Polyadenylate-binding protein cytoplasmic 1 (PABPC1) is dysregulated in malignancies, which is considered as a potential therapeutic target for many cancer types. By alternative splicing (AS) for gastric cancer (GC), we described PABPC1-modulated AS events in this study. PABPC1 expression was analyzed in 408 GC tissues from The Cancer Genome Altas (TCGA) database. Human gastric adenocarcinoma (AGS) cells were transfected with PABPC1-specific small interfering RNA (siPABPC1) with siCtrl as a negative control. Quantitative reverse-transcription polymerase chain reaction (qRT-PCR) was done for the determination of transcripts. To detect the differentially expressed genes (DEGs) and 10 different types of AS events, RNA sequencing (RNA-seq) was performed. DEGs were analyzed for functional categories including gene ontology, and the Kyoto encyclopedia of genes and genomes pathway were analyzed for DEGs. GC displayed an elevated expression of PABPC1. PABPC1 was efficiently knocked down in AGS cells. Here, we excavated 1234 PABPC1-regulated DEGs, among which 502 were down-regulated and 732 were up-regulated compared to the siCtrl group. A total of 94 DEGs were involved in inflammation and immune response. Results from qRT-PCR validated the up-regulation of 10 immune and inflammation-related DEGs in the siPABPC1 group.

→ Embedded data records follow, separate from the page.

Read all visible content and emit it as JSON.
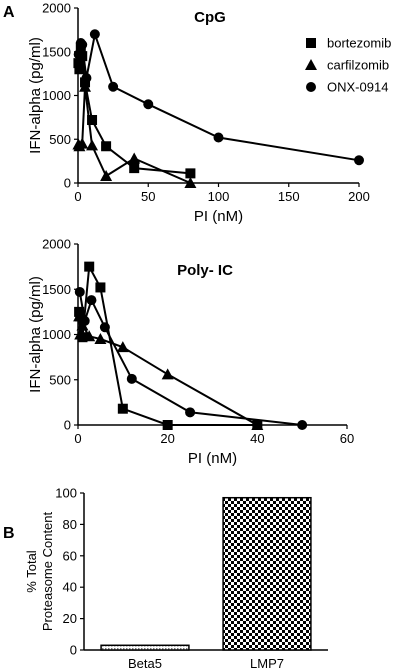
{
  "figure": {
    "panel_a_letter": "A",
    "panel_b_letter": "B"
  },
  "chart_data": [
    {
      "type": "line",
      "title": "CpG",
      "xlabel": "PI (nM)",
      "ylabel": "IFN-alpha (pg/ml)",
      "xlim": [
        0,
        200
      ],
      "ylim": [
        0,
        2000
      ],
      "xticks": [
        "0",
        "50",
        "100",
        "150",
        "200"
      ],
      "yticks": [
        "0",
        "500",
        "1000",
        "1500",
        "2000"
      ],
      "legend_position": "top-right",
      "series": [
        {
          "name": "bortezomib",
          "marker": "square",
          "x": [
            0.3,
            1,
            2,
            3,
            5,
            10,
            20,
            40,
            80
          ],
          "y": [
            1370,
            1300,
            1550,
            1450,
            1150,
            720,
            420,
            170,
            110
          ]
        },
        {
          "name": "carfilzomib",
          "marker": "triangle",
          "x": [
            0.3,
            1,
            3,
            5,
            10,
            20,
            40,
            80
          ],
          "y": [
            440,
            420,
            450,
            1100,
            430,
            80,
            280,
            0
          ]
        },
        {
          "name": "ONX-0914",
          "marker": "circle",
          "x": [
            0.5,
            2,
            3,
            6,
            12,
            25,
            50,
            100,
            200
          ],
          "y": [
            1470,
            1600,
            1580,
            1200,
            1700,
            1100,
            900,
            520,
            260
          ]
        }
      ]
    },
    {
      "type": "line",
      "title": "Poly- IC",
      "xlabel": "PI (nM)",
      "ylabel": "IFN-alpha (pg/ml)",
      "xlim": [
        0,
        60
      ],
      "ylim": [
        0,
        2000
      ],
      "xticks": [
        "0",
        "20",
        "40",
        "60"
      ],
      "yticks": [
        "0",
        "500",
        "1000",
        "1500",
        "2000"
      ],
      "series": [
        {
          "marker": "square",
          "x": [
            0.25,
            0.5,
            1,
            2.5,
            5,
            10,
            20,
            40
          ],
          "y": [
            1250,
            1200,
            970,
            1750,
            1520,
            180,
            0,
            0
          ]
        },
        {
          "marker": "triangle",
          "x": [
            0.25,
            0.5,
            1,
            2.5,
            5,
            10,
            20,
            40
          ],
          "y": [
            1200,
            1000,
            1100,
            980,
            950,
            860,
            560,
            0
          ]
        },
        {
          "marker": "circle",
          "x": [
            0.4,
            1.5,
            3,
            6,
            12,
            25,
            50
          ],
          "y": [
            1470,
            1150,
            1380,
            1080,
            510,
            140,
            0
          ]
        }
      ]
    },
    {
      "type": "bar",
      "categories": [
        "Beta5",
        "LMP7"
      ],
      "values": [
        3,
        97
      ],
      "ylabel": "% Total\nProteasome Content",
      "ylim": [
        0,
        100
      ],
      "yticks": [
        "0",
        "20",
        "40",
        "60",
        "80",
        "100"
      ]
    }
  ]
}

PABPC1 deficiency causes 1304 AS events differentially occurred in AGS cells. The most common type of AS events regulated by PABPC2 is alternative 5' splice sites. qRT-PCR confirmed the transcription level of five immune-related genes, in which AS events were detected in the siPABPC1 group. PABPC1 knockdown mediates AS events and thus the transcript level of immune and inflammation-related genes in AGS cells. PABPC1-regulated oncogenic AS events display potential as targets for therapeutic development.